Facões e dezenas de celulares são encontrados no Copencam
Guaritas desativadas e falta de agentes facilitam ingresso de objetos Cotidiano 05/04/2016 10h16Da Redação
Uma revista, realizada nessa segunda-feira (4), no Complexo Penitenciário Dr. Manoel Carvalho Neto (Copencam), em São Cristóvão, terminou com a apreensão de celulares, armas brancas e artesanais. O Sindicato dos Agentes Penitenciários (Sindipen) voltou a denunciar que a fragilidade da unidade é resultado da falta de pessoal.

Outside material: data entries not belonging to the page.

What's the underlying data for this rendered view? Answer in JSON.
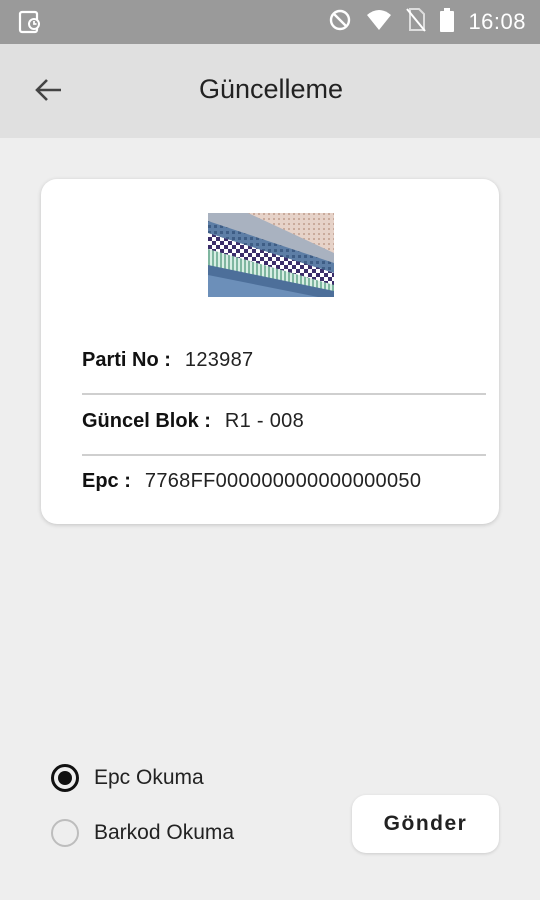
{
  "status_bar": {
    "time": "16:08",
    "icons": [
      "app-notification-icon",
      "do-not-disturb-icon",
      "wifi-icon",
      "no-sim-icon",
      "battery-icon"
    ]
  },
  "app_bar": {
    "title": "Güncelleme",
    "back_icon": "arrow-left-icon"
  },
  "card": {
    "image": "fabric-rolls-image",
    "fields": [
      {
        "label": "Parti No :",
        "value": "123987"
      },
      {
        "label": "Güncel Blok :",
        "value": "R1 - 008"
      },
      {
        "label": "Epc :",
        "value": "7768FF000000000000000050"
      }
    ]
  },
  "read_mode": {
    "options": [
      {
        "label": "Epc Okuma",
        "selected": true
      },
      {
        "label": "Barkod Okuma",
        "selected": false
      }
    ]
  },
  "actions": {
    "send_label": "Gönder"
  },
  "colors": {
    "status_bar": "#9a9a9a",
    "app_bar": "#e0e0e0",
    "background": "#eeeeee",
    "card": "#ffffff"
  }
}
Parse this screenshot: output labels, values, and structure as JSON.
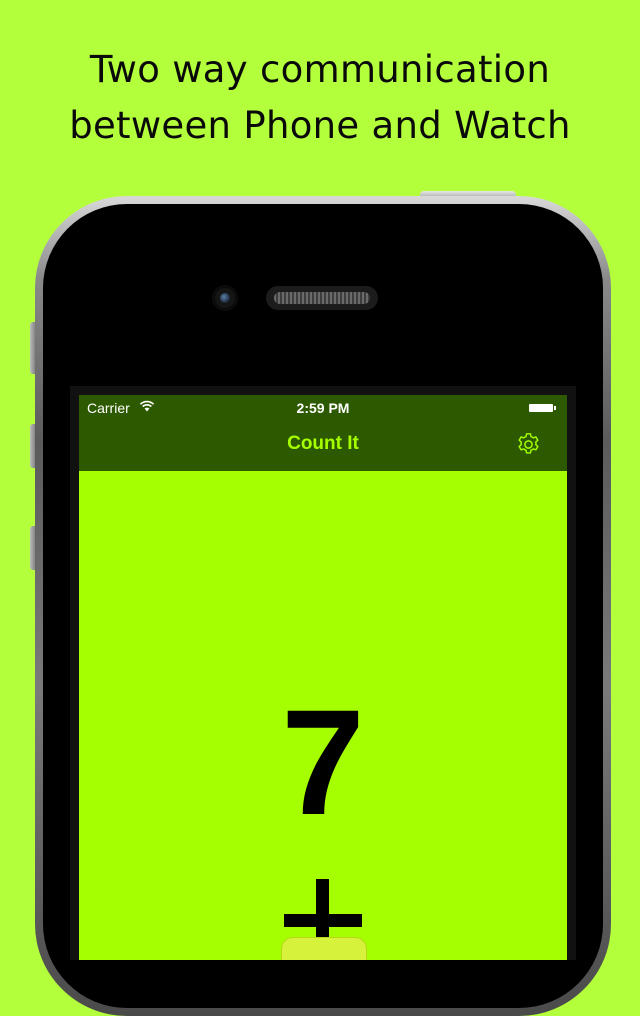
{
  "headline": {
    "line1": "Two way communication",
    "line2": "between Phone and Watch"
  },
  "status_bar": {
    "carrier": "Carrier",
    "time": "2:59 PM",
    "wifi_icon": "wifi-icon",
    "battery_icon": "battery-icon"
  },
  "nav": {
    "title": "Count It",
    "settings_icon": "gear-icon"
  },
  "counter": {
    "value": "7",
    "increment_icon": "plus-icon"
  },
  "colors": {
    "page_background": "#b4ff3b",
    "screen_background": "#a5ff00",
    "navbar_background": "#2d5a00",
    "accent": "#a5ff00"
  }
}
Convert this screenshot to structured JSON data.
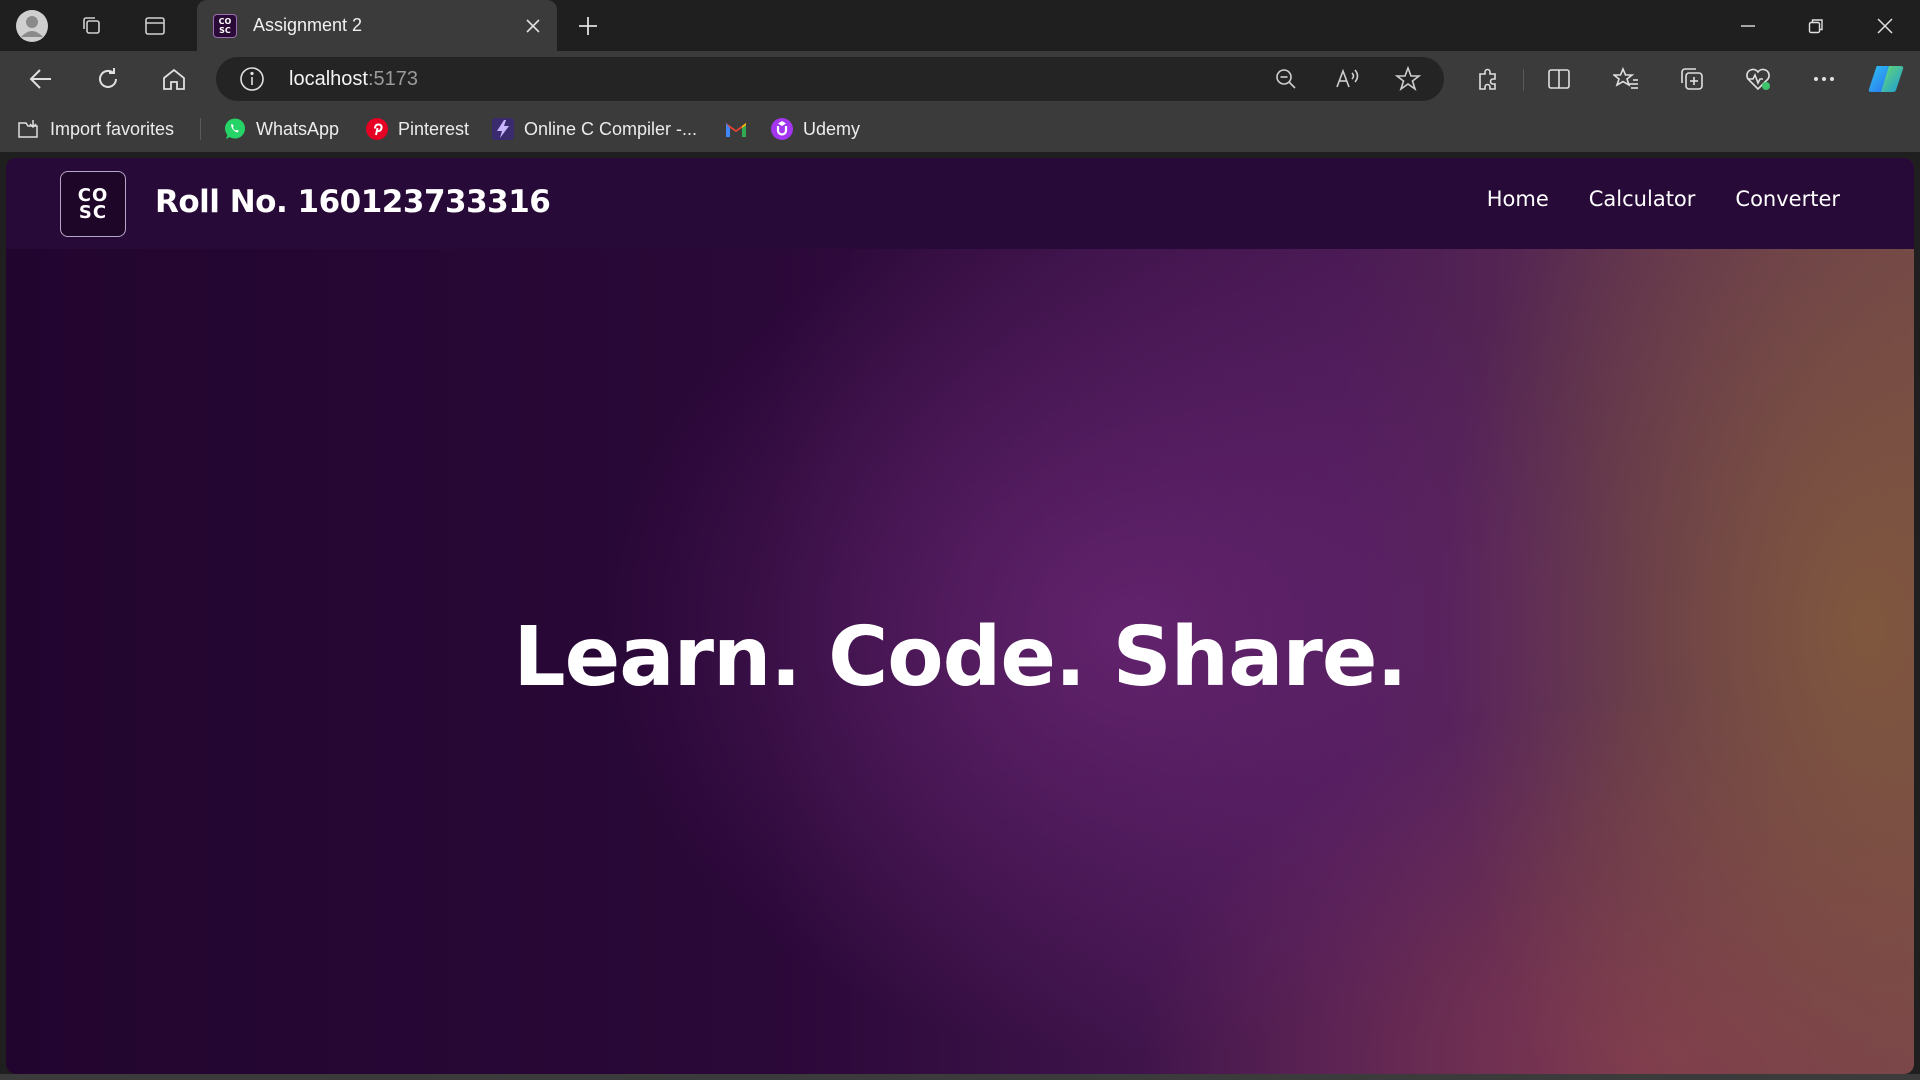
{
  "browser": {
    "tab": {
      "title": "Assignment 2",
      "favicon_text": "CO\nSC"
    },
    "address": {
      "host": "localhost",
      "port": ":5173"
    },
    "favorites": [
      {
        "label": "Import favorites",
        "icon": "import-favorites-icon"
      },
      {
        "label": "WhatsApp",
        "icon": "whatsapp-icon",
        "color": "#25d366"
      },
      {
        "label": "Pinterest",
        "icon": "pinterest-icon",
        "color": "#e60023"
      },
      {
        "label": "Online C Compiler -...",
        "icon": "compiler-icon",
        "color": "#6c3dc5"
      },
      {
        "label": "",
        "icon": "gmail-icon"
      },
      {
        "label": "Udemy",
        "icon": "udemy-icon",
        "color": "#a435f0"
      }
    ]
  },
  "page": {
    "logo_text": "CO\nSC",
    "brand": "Roll No. 160123733316",
    "nav": {
      "home": "Home",
      "calculator": "Calculator",
      "converter": "Converter"
    },
    "hero": "Learn. Code. Share."
  },
  "colors": {
    "navbar": "#270a37",
    "background_dark": "#22052f",
    "background_purple": "#5a1f62",
    "background_warm": "#7a5548"
  }
}
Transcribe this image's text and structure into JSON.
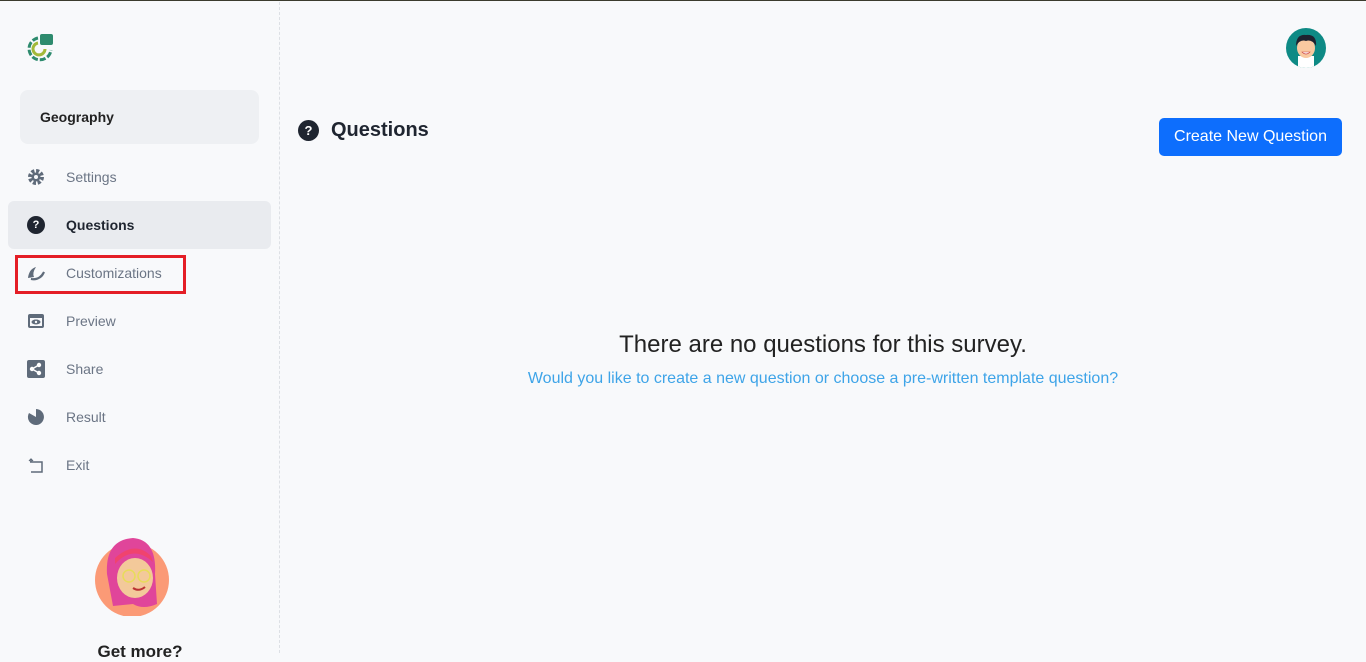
{
  "sidebar": {
    "survey_name": "Geography",
    "items": [
      {
        "label": "Settings",
        "icon": "gear-icon"
      },
      {
        "label": "Questions",
        "icon": "question-circle-icon",
        "active": true
      },
      {
        "label": "Customizations",
        "icon": "brush-icon",
        "highlighted": true
      },
      {
        "label": "Preview",
        "icon": "eye-icon"
      },
      {
        "label": "Share",
        "icon": "share-icon"
      },
      {
        "label": "Result",
        "icon": "pie-chart-icon"
      },
      {
        "label": "Exit",
        "icon": "exit-icon"
      }
    ],
    "promo_title": "Get more?"
  },
  "header": {
    "title": "Questions",
    "create_button": "Create New Question"
  },
  "empty_state": {
    "message": "There are no questions for this survey.",
    "link": "Would you like to create a new question or choose a pre-written template question?"
  },
  "colors": {
    "accent": "#0d6efd",
    "link": "#3ea4e8",
    "highlight": "#e41e26"
  }
}
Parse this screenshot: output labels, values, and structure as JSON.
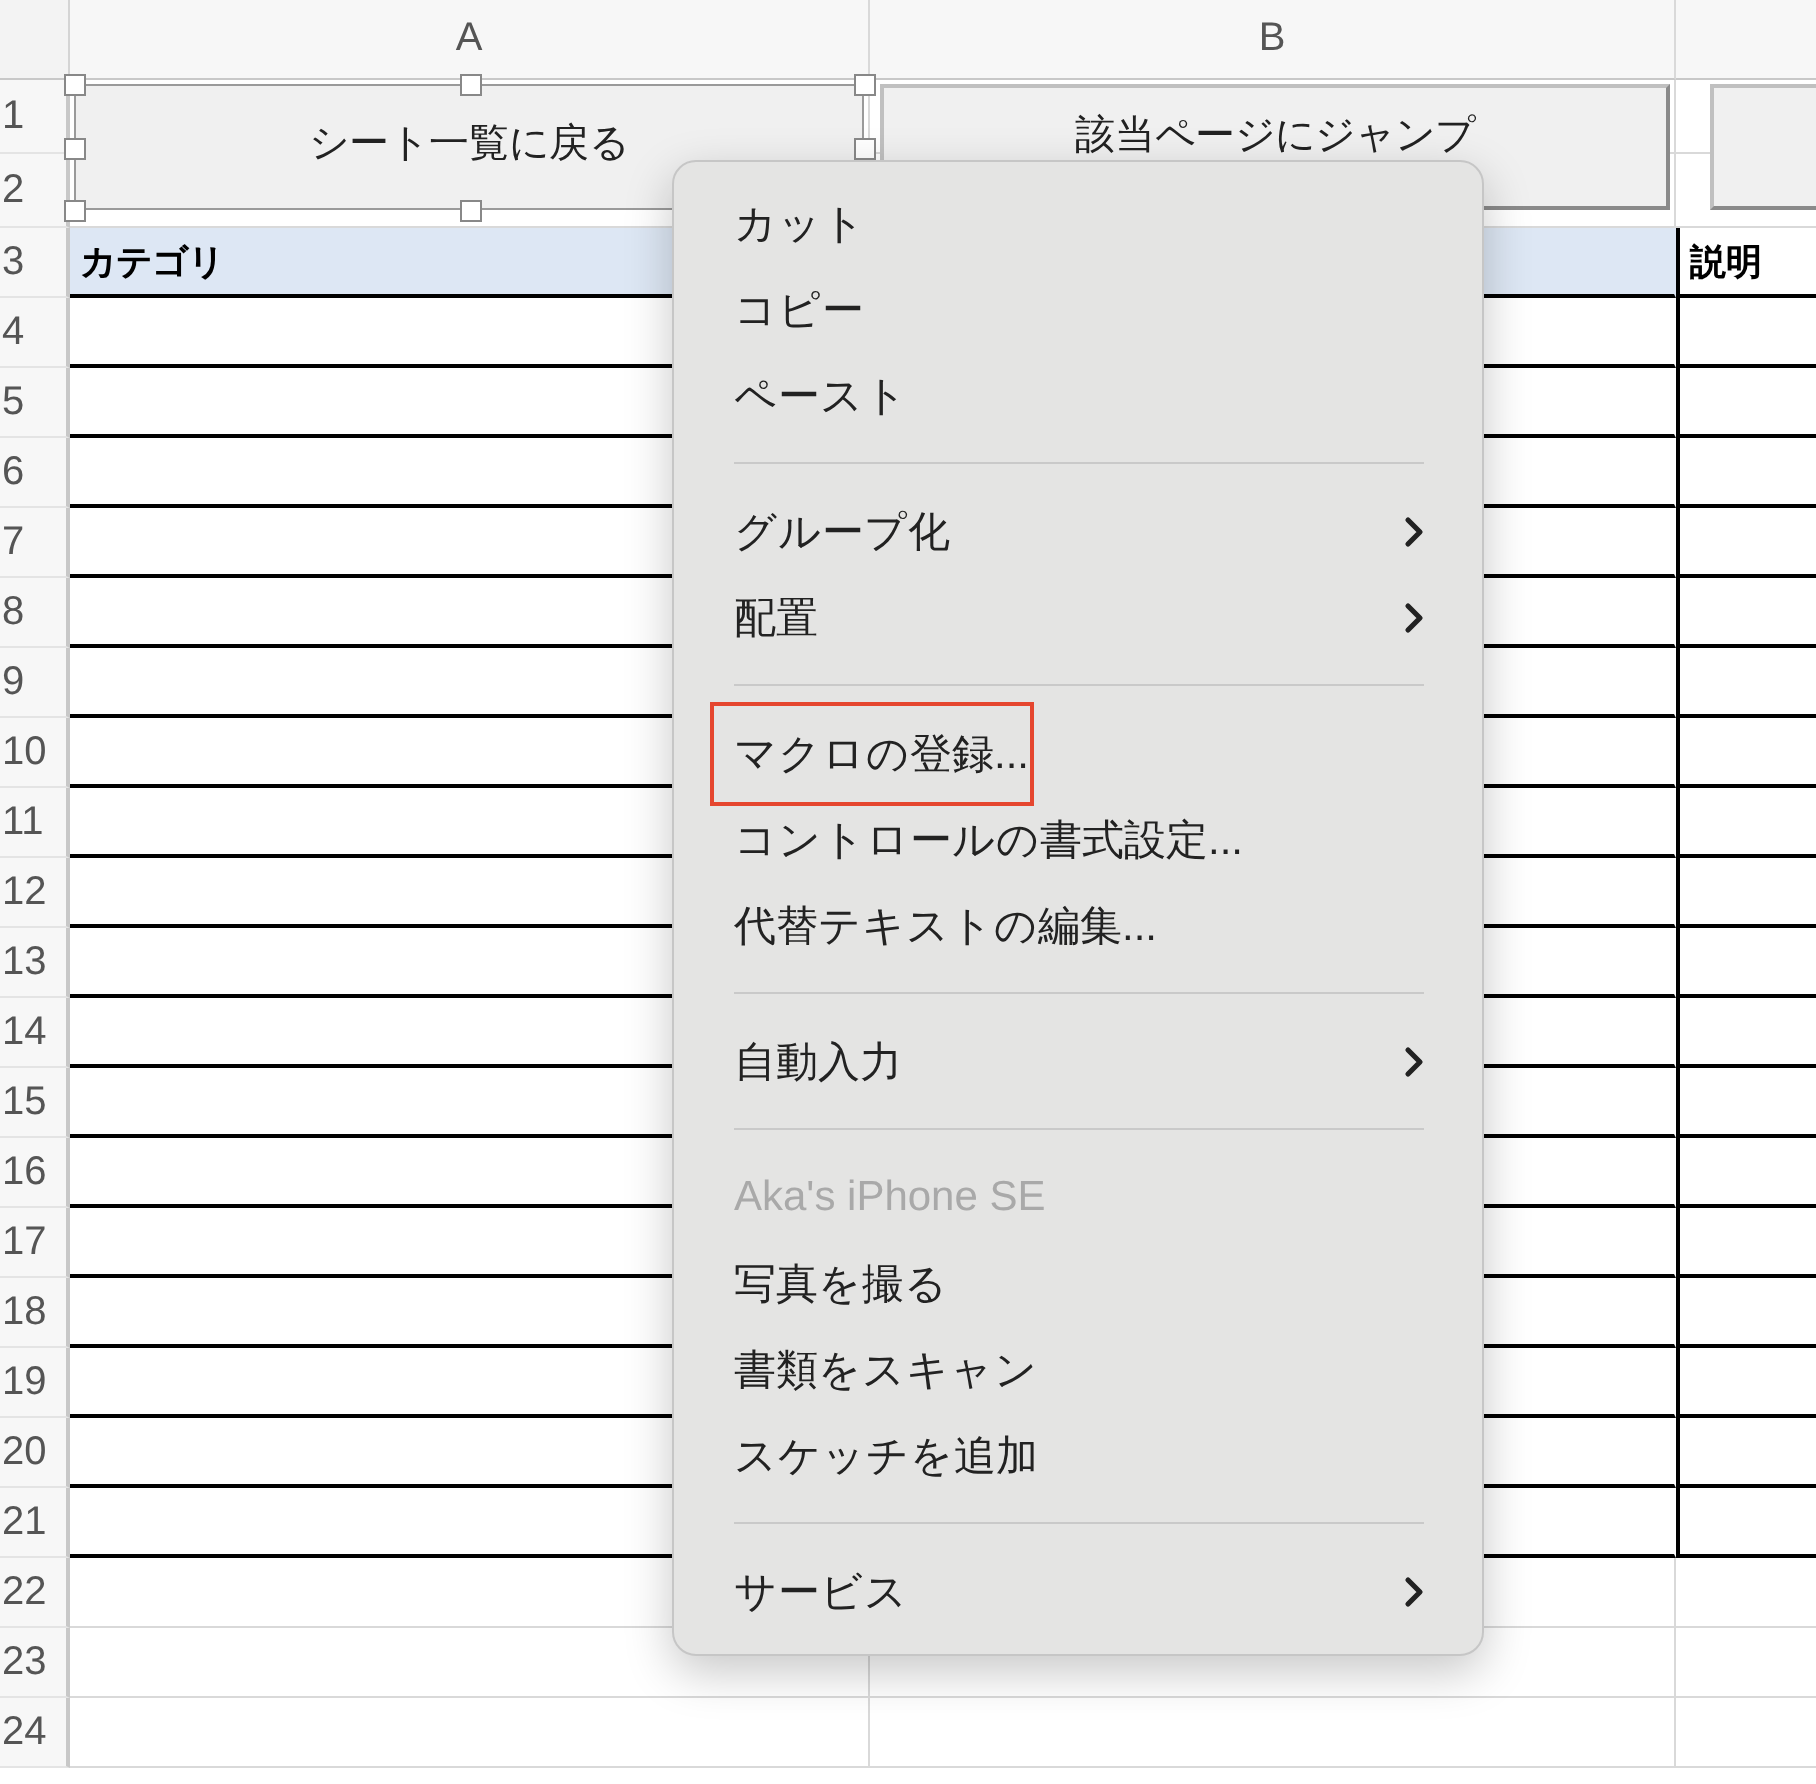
{
  "sheet": {
    "columns": [
      "A",
      "B"
    ],
    "rows": [
      {
        "number": "1",
        "bordered": false
      },
      {
        "number": "2",
        "bordered": false
      },
      {
        "number": "3",
        "bordered": true,
        "header": true
      },
      {
        "number": "4",
        "bordered": true
      },
      {
        "number": "5",
        "bordered": true
      },
      {
        "number": "6",
        "bordered": true
      },
      {
        "number": "7",
        "bordered": true
      },
      {
        "number": "8",
        "bordered": true
      },
      {
        "number": "9",
        "bordered": true
      },
      {
        "number": "10",
        "bordered": true
      },
      {
        "number": "11",
        "bordered": true
      },
      {
        "number": "12",
        "bordered": true
      },
      {
        "number": "13",
        "bordered": true
      },
      {
        "number": "14",
        "bordered": true
      },
      {
        "number": "15",
        "bordered": true
      },
      {
        "number": "16",
        "bordered": true
      },
      {
        "number": "17",
        "bordered": true
      },
      {
        "number": "18",
        "bordered": true
      },
      {
        "number": "19",
        "bordered": true
      },
      {
        "number": "20",
        "bordered": true
      },
      {
        "number": "21",
        "bordered": true
      },
      {
        "number": "22",
        "bordered": false
      },
      {
        "number": "23",
        "bordered": false
      },
      {
        "number": "24",
        "bordered": false
      }
    ],
    "header_cells": {
      "column_1": "カテゴリ",
      "column_3": "説明"
    }
  },
  "form_buttons": [
    {
      "label": "シート一覧に戻る",
      "selected": true
    },
    {
      "label": "該当ページにジャンプ",
      "selected": false
    },
    {
      "selected": false
    }
  ],
  "context_menu": [
    {
      "kind": "item",
      "label": "カット"
    },
    {
      "kind": "item",
      "label": "コピー"
    },
    {
      "kind": "item",
      "label": "ペースト"
    },
    {
      "kind": "separator"
    },
    {
      "kind": "item",
      "label": "グループ化",
      "submenu": true
    },
    {
      "kind": "item",
      "label": "配置",
      "submenu": true
    },
    {
      "kind": "separator"
    },
    {
      "kind": "item",
      "label": "マクロの登録...",
      "highlighted": true
    },
    {
      "kind": "item",
      "label": "コントロールの書式設定..."
    },
    {
      "kind": "item",
      "label": "代替テキストの編集..."
    },
    {
      "kind": "separator"
    },
    {
      "kind": "item",
      "label": "自動入力",
      "submenu": true
    },
    {
      "kind": "separator"
    },
    {
      "kind": "header",
      "label": "Aka's iPhone SE"
    },
    {
      "kind": "item",
      "label": "写真を撮る"
    },
    {
      "kind": "item",
      "label": "書類をスキャン"
    },
    {
      "kind": "item",
      "label": "スケッチを追加"
    },
    {
      "kind": "separator"
    },
    {
      "kind": "item",
      "label": "サービス",
      "submenu": true
    }
  ]
}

Em fotos, divulgadas pelo Sindipen, os detentos aparecem com facões em punho. As imagens também mostram quase 30 aparelhos celulares e carregadores que estavam em posse dos internos custodiados no pavilhão 5, da Ala B. Segundo o sindicato, o baixo efetivo de agentes prisionais e as 13 guaritas desativadas facilitam o ingresso desses objetos que são proibidos no local.
O Copencam é o maior presídio de Sergipe e também o mais superlotado. A unidade que tem capacidade para 800 internos comporta cerca de 2.700 presos, atualmente
Por meio da assessoria de comunicação, a Secretaria de Estado da Justiça (Sejuc) reconheceu que esses problemas são decorrentes da falta de agentes. Segundo a pasta, desde o começo do ano o Governo do Estado já autorizou a realização de concurso público, mas aguarda parecer da Procuradoria Geral do Estado (PGE) sobre a viabilidade de realização, por conta da situação econômica.A Sejuc disse ainda que as guaritas estão desativadas, mas a pasta aguarda resposta do Sindipen quanto à proposta de que a categoria volte a fazer a força-tarefa para reforçar o efetivo.
Quanto à superlotação da unidade, a Sejuc informou que o problema poderia ser atenuado com o início do funcionamento da Cadeia Pública de Estância. De acordo com a pasta, a unidade está pronta e deve criar 196 vagas no sistema prisional, mas sua inauguração depende do aumento no número de agentes.